The surrender found a gentle, shrinking Georgia woman on the Florida line, nearly four hundred miles from her luxurious home, from which she had fled in haste as Sherman “marched to the sea.” The husband was with General Lee in Virginia. The last tidings came from Petersburg—before Appomattox—and his fate was uncertain. Hiring a dusky driver, with his old army mule and wagon, she loaded the latter with the remnant of goods and chattels that were left to her, and, placing her four children on top, this brave woman trudged the entire distance on foot, cheering, guiding, and protecting the driver and her little ones in the tedious journey. Under an August sun through sand and dust she plodded along, footsore and anxious, until she reached the dismantled home and restored her little stock of earthly goods under their former shelter.

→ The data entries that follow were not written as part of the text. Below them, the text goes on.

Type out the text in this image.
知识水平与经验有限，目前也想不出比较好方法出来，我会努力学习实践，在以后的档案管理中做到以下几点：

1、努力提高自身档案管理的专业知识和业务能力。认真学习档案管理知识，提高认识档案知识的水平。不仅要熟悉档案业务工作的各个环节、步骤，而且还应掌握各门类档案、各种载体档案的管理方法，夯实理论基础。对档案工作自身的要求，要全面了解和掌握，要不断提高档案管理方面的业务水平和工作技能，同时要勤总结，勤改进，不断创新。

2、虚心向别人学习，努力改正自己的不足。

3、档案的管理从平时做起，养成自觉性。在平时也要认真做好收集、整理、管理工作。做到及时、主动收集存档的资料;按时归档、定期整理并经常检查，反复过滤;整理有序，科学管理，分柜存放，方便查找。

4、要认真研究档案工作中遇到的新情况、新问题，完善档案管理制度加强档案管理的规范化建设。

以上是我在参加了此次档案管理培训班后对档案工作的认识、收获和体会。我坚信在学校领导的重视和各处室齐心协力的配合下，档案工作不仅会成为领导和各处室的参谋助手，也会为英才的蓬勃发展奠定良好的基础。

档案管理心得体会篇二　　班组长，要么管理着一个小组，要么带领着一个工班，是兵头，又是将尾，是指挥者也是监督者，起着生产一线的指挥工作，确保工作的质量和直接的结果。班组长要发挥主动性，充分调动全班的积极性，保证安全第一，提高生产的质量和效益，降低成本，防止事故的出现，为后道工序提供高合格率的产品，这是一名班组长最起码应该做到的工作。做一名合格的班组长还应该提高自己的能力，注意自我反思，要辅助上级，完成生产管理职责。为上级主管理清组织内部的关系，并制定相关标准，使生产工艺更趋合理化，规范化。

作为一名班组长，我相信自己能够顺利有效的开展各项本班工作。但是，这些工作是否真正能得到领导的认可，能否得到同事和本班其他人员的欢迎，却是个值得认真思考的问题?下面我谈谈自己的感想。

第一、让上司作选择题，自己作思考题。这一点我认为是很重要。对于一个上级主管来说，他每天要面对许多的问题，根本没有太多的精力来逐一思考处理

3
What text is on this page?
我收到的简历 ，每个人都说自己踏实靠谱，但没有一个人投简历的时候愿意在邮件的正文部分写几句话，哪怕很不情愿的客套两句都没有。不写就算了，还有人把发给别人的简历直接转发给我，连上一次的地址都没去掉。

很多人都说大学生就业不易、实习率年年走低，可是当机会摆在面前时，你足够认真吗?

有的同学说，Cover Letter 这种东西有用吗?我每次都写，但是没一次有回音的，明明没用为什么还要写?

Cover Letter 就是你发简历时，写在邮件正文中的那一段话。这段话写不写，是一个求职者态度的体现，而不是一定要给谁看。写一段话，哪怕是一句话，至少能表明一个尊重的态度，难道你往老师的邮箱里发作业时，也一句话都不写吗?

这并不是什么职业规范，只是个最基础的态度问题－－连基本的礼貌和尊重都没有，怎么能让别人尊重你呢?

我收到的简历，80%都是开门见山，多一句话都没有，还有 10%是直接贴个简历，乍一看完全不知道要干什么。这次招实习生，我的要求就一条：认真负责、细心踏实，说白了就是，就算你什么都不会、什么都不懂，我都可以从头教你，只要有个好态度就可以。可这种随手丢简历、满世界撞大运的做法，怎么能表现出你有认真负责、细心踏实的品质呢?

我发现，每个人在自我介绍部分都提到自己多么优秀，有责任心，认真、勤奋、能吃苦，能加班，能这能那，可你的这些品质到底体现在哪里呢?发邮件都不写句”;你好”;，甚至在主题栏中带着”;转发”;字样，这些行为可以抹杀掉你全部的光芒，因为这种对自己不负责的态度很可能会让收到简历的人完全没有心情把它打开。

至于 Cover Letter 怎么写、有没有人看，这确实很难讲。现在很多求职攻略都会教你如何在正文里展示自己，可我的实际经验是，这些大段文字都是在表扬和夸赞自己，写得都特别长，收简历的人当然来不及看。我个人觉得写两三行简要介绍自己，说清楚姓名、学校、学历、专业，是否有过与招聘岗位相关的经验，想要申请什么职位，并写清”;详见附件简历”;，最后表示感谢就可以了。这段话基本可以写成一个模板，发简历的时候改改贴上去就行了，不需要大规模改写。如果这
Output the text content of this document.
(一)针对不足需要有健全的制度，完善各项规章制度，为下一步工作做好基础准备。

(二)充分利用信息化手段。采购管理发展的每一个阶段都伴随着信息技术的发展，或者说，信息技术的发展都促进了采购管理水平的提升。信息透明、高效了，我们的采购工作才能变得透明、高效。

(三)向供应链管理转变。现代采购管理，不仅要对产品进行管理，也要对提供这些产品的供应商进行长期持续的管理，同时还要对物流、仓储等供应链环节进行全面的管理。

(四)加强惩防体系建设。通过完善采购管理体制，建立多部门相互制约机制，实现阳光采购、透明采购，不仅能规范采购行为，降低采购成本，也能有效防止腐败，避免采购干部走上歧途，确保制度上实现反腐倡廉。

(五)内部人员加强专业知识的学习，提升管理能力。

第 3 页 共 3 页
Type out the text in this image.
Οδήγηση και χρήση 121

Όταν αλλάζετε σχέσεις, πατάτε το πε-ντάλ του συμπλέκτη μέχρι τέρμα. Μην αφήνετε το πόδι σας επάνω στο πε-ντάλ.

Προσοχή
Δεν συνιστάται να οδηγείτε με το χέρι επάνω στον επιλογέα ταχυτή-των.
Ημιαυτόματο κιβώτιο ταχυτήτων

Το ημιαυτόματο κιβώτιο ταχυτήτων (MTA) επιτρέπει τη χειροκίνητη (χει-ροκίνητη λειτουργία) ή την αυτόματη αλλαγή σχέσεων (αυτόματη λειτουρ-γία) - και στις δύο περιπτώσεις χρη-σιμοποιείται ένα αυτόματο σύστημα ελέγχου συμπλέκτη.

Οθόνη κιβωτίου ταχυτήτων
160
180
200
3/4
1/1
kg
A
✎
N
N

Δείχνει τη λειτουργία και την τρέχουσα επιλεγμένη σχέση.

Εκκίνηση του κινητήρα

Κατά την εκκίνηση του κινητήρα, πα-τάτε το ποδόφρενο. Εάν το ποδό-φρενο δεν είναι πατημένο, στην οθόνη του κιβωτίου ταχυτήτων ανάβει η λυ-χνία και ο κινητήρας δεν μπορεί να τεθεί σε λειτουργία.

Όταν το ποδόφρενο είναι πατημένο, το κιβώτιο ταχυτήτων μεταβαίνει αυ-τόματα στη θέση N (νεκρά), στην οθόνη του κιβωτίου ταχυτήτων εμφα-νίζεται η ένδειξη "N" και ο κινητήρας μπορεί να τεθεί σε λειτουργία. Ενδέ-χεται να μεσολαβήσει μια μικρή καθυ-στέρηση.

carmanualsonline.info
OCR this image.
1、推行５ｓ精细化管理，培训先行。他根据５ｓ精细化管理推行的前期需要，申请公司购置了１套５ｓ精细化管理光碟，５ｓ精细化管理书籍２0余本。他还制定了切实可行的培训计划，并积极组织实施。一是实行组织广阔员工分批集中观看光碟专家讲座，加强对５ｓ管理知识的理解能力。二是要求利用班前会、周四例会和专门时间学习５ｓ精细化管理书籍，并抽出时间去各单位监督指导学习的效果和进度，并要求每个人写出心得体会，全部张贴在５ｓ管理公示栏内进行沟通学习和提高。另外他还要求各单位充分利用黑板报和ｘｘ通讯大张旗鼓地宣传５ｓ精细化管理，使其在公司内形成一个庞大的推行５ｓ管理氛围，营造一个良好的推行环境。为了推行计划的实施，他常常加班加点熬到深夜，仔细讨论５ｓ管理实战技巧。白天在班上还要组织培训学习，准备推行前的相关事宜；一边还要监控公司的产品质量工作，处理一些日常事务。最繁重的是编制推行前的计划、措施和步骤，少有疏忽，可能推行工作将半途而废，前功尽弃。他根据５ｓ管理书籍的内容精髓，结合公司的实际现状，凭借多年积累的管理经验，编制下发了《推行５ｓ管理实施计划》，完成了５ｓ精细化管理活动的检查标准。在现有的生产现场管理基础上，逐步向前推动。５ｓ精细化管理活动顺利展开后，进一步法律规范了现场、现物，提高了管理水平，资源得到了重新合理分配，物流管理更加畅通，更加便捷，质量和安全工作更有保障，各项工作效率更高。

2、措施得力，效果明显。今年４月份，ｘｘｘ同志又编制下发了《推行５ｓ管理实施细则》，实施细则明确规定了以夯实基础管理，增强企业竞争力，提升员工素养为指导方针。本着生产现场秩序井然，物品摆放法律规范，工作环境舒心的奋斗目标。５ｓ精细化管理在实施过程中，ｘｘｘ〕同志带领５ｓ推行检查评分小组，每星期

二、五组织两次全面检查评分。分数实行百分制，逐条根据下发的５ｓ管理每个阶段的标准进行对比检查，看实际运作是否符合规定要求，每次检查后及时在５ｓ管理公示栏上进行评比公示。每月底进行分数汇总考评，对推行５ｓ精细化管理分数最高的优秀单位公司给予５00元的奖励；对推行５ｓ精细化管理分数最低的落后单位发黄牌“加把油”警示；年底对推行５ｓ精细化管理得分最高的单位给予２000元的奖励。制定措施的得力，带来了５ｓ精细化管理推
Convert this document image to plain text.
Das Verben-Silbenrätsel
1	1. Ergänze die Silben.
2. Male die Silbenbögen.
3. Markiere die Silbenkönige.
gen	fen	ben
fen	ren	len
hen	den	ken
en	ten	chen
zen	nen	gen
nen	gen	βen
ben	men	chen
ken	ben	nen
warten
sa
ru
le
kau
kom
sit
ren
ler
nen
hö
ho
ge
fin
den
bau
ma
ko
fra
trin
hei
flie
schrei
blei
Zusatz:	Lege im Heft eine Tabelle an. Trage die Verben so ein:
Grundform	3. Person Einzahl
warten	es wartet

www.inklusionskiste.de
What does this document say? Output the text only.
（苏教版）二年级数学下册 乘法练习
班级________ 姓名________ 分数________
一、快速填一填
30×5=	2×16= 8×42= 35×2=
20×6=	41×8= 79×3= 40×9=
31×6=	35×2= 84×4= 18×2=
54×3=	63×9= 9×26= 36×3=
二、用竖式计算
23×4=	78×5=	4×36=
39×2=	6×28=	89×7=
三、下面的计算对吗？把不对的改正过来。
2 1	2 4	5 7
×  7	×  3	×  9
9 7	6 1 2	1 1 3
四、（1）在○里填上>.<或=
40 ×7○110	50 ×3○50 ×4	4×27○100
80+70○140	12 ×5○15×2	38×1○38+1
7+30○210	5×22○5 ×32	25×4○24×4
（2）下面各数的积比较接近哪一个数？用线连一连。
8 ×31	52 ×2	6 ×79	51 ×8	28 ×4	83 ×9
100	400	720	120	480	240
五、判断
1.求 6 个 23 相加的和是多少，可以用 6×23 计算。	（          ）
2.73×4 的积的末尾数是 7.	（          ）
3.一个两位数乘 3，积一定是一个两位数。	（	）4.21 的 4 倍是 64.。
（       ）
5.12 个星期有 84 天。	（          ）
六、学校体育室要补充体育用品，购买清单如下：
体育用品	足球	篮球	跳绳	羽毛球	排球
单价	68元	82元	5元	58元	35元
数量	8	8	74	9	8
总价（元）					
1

When her soldier husband had walked from Virginia to Georgia, he found, besides his noble wife and precious children, the nucleus of a new start in life, glorified by woman’s courage and fidelity under a most trying ordeal. For a twelve-month the exigencies of their situation deprived her of a decent pair of shoes; still she toiled in the kitchen, the garden, and, perhaps, the open fields, without a repining word or complaining murmur. The same material is found in a steel rail as in the watch spring, and the only difference between the soldier and his wife was physical strength.

This was no exceptional case. The hardships of Georgia women were extreme and long-continued.